A gentle rain of black soot begins to fall in the copper light.
“Smoker,” Ballard says into the sudden stillness. “A big one.”
They swim to the place where the geyser erupted. There is a fresh wound in the seabed, a gash several meters long, between two of the generators.
“This wasn’t supposed to happen,” Ballard says. “That’s why they built here, for crying out loud! It was supposed to be stable!”
“The rift is never stable,” Clarke replies. Not much point in being here if it was.
Ballard swims up through the fallout and pops an access plate on one of the gener
ators. “Well, according to this there’s no damage,” she calls down, after looking inside. “Hang on, let me switch channels here—”
Clarke touches one of the cylindrical sensors strapped to her waist, and stares into the fissure. I should be able to fit through there, she decides.
And does.
“We were lucky,” Ballard is saying above her. “The other generators are okay too. Oh, wait a second; number two has a clogged cooling duct, but it’s not serious. Backups can handle it until—get out of there!”
Clarke looks up, one hand on the sensor she’s planting. Ballard stares down at her through a chimney of fresh rock.
“Are you crazy?” Ballard shouts. “That’s an active smoker!”
Clarke looks down again, deeper into the shaft. It twists out of sight in the mineral haze. “We need temperature readings,” she says, “from inside the mouth.”
“Get out of there! It could go off again and fry you!”

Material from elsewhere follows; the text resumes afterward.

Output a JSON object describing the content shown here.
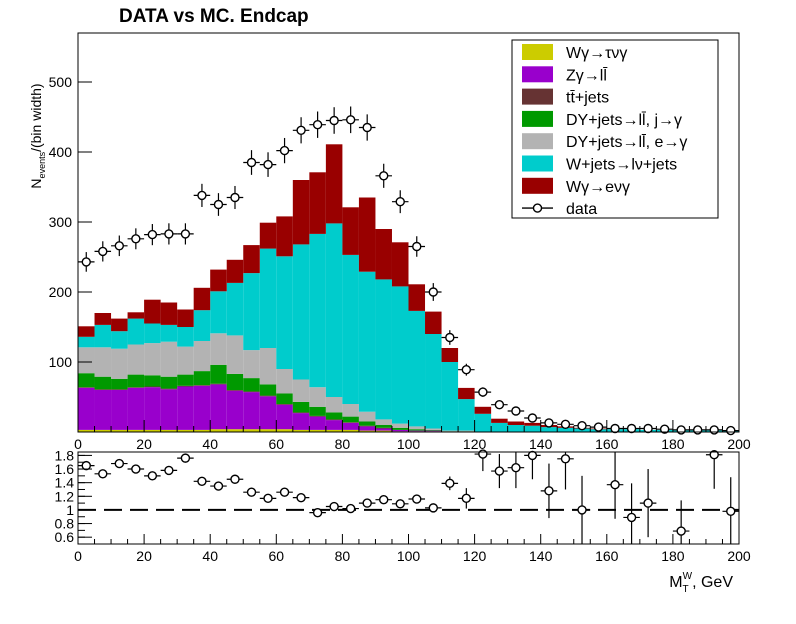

I suppose it could at that, Clarke thinks. “It just finished erupting,” she calls back. “It’ll take a while to build up a fresh head.” She twists a knob on the sensor; tiny explosive bolts blast into the rock, anchoring the device.
“Get out of there, now!”
“Just a second.” Clarke turns the sensor on then kicks up out of the seabed. Ballard grabs her arm as she emerges, starts to drag her away from the smoker.
Clarke stiffens and pulls free. “Don’t—” touch me! She catches herself. “I’m out, okay, you don’t have to …”
“Farther.” Ballard keeps swimming. “Over here.”
They are near the edge of the light now, the floodlit Throat on one side, blackness on the other. Ballard faces Clarke. “Are you out of your mind? We could have gone back to Beebe for a drone! We could have planted it on remote!”
Clarke does not answer. She sees something moving in the distance behind Ballard. “Watch your back,” she says.
Ballard turns, and sees the gulper sliding toward them. It undulates through the water like brown smoke, silent and endless; Clarke cannot see the creature’s tail, although several meters of serpentine flesh have come out of the darkness.